Despite the installation of record capacity for wind turbines and solar panels, the total power output of electricity from these renewable energy technologies is declining.
The decline from wind turbines was 1.5%, down to 8,886 million kilowatt-hours (m-kWh) in 2014 following a 3.2% increase in 2013, according to the annual summary from Statistics Canada. Solar PV increased its power output by 4.8% last year to 251 m-kWh, which was not enough to reverse its 7.6% decline in the year prior.
The federal summary tracks the amount of electricity that is generated and reported by provincial power utilities … not the capacity that is more commonly cited by industry officials.
Total power output from all generating sources across Canada declined 1.7% last year to 600,544 m-kWh, with a drop of 3% from hydroelectric dams and 2% from combustion facilities (mainly due to the closure of coal-fired generating plants in Ontario). By contrast, power output from nuclear reactors increased 4.1%.
Wind and solar generate 1.5% and 0.04% of Canada’s grid electricity, according to Statistics Canada, compared with 63% from hydro and 17% from nuclear reactors. The tidal bore on the east coast continues to experience problems, no deep-rock geothermal has yet been commissioned in Canada, and the country’s first concentrated solar facility will start soon in Alberta.
By comparison, the U.S. Department of Energy reports that output from non-hydro renewables (including numerous geothermal and concentrating solar systems in that country) increased 11% last year to 281,060 m-kWh … 30 times the output from all green power sources in Canada. Renewables generate 7% of that country’s electricity, compared with 39% from coal, 28% from gas and 20% from nuclear.
The International Energy Agency says global electricity generation last year at 10,150,000 m-kWh, of which non-hydro renewables contributed 7% ... up from 6% in 2013.
Most countries do not quantify the energy contribution from off-grid green power (remote PV panels or wind turbines) nor do they calculate the level of green heat (space conditioning and water heating from wood stoves, solar thermal collectors, ground source heat pumps, etc). In Canada, these non-electric applications consume 80% of a home’s stationary energy, compared with 20% for the electric “plug load” used to power lights and appliances.
Other than Canada, few countries classify “large hydro” as a renewable energy.

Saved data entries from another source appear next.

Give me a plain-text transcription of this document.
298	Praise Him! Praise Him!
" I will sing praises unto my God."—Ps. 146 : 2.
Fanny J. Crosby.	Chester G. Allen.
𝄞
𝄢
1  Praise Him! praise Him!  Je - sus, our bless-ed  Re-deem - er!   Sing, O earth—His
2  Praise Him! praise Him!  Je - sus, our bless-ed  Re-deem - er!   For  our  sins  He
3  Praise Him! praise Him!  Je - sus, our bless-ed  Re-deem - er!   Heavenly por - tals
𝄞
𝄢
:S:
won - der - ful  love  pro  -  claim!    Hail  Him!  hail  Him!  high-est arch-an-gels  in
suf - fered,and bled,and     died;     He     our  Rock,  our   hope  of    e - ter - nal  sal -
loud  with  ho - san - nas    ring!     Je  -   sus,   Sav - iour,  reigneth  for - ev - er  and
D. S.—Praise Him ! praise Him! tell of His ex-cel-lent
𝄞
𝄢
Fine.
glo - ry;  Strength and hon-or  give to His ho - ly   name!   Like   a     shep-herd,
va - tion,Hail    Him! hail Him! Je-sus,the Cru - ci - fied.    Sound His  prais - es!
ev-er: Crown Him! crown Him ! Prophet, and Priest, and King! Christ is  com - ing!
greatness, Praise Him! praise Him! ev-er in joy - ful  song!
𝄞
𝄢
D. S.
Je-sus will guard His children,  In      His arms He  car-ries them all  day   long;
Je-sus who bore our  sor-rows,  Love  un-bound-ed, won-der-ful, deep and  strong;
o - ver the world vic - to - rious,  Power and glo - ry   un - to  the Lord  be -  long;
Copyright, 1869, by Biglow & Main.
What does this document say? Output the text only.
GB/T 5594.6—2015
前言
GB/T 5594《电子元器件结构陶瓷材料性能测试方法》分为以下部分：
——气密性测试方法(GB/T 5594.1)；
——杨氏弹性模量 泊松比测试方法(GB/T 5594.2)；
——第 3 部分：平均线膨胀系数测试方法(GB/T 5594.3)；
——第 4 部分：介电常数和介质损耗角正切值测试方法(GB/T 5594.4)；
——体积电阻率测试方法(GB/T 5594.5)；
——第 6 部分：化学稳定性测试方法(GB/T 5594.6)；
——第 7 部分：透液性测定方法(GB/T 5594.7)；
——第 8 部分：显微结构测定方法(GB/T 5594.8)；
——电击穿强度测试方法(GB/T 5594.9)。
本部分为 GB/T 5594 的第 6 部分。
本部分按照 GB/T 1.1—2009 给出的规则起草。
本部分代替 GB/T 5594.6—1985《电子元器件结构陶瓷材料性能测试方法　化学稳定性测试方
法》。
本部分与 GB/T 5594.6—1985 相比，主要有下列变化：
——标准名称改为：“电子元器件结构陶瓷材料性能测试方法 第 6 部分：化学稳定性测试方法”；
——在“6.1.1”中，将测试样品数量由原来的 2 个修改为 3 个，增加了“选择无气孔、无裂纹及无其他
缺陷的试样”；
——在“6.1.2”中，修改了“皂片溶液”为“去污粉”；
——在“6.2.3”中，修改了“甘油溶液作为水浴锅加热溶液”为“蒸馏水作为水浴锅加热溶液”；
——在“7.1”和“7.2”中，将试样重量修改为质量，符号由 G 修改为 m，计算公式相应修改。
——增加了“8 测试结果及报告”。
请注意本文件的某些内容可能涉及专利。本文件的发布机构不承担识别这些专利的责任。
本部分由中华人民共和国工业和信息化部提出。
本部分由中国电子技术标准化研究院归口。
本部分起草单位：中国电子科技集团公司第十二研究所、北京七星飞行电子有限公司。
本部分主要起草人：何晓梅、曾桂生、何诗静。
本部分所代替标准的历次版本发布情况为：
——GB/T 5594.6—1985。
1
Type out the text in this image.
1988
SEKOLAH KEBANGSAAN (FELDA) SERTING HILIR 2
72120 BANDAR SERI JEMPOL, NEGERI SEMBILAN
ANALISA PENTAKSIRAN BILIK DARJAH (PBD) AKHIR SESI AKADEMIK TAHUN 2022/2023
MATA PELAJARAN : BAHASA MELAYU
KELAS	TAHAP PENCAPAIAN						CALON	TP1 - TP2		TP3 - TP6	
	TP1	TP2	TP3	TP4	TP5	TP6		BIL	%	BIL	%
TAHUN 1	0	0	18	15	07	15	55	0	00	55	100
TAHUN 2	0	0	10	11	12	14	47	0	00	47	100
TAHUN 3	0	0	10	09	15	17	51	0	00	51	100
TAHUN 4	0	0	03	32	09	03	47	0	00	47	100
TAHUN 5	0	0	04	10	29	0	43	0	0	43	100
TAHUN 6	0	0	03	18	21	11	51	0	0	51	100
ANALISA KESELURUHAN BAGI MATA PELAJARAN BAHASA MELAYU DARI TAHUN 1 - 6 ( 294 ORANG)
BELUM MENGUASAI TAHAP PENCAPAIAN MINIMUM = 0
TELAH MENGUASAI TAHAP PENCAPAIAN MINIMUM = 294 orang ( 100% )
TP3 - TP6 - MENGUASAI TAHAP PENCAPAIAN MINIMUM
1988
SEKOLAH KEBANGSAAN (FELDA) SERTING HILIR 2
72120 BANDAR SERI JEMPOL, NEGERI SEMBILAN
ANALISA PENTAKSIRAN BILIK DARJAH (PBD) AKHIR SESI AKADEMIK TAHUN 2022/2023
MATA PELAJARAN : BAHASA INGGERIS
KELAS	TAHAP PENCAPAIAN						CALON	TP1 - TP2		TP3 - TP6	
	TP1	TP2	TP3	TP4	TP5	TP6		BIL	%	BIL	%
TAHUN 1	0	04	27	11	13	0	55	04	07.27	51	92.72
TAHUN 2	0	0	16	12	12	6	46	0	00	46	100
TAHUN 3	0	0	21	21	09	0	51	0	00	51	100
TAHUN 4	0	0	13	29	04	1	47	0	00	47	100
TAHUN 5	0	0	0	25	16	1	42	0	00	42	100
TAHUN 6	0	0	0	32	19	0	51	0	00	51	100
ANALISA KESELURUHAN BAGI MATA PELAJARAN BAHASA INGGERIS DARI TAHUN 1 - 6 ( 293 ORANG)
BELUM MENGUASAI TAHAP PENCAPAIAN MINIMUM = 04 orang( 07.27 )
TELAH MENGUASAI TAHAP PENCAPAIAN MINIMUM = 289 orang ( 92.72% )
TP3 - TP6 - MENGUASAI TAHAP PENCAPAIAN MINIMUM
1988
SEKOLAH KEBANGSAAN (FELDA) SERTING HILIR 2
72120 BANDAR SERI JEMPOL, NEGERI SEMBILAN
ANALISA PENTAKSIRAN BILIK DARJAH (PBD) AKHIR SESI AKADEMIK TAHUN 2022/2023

“If the United States and the rest of the world can increase output from their green power facilities by double digits each year, why is Canada’s output declining?,” asks Bill Eggertson of the Canadian Association for Renewable Energies (we c.a.r.e.) in Ottawa. “In a period of rapid installation of new capacity from very low levels of initial penetration, annual percentage increases should be extremely high ... not negative.”
“Canada is missing the ‘green revolution’ that receives lip service from so many politicians and consumers,” explains Eggertson. “We focus on green power where GHG emissions continue to drop due to carbon-free generation from large hydro and nuclear, but we are missing the huge potential from green heat where we continue to burn carbon fuels to heat our homes and buildings.”
“We are failing to succeed in our area of focus, so Canada must introduce stronger measures to catch our trading partners which are moving so well towards a sustainable future,” he says. “This may require a national effort to increase the use of green heat, similar to the Directive passed by the European Union a few years ago.”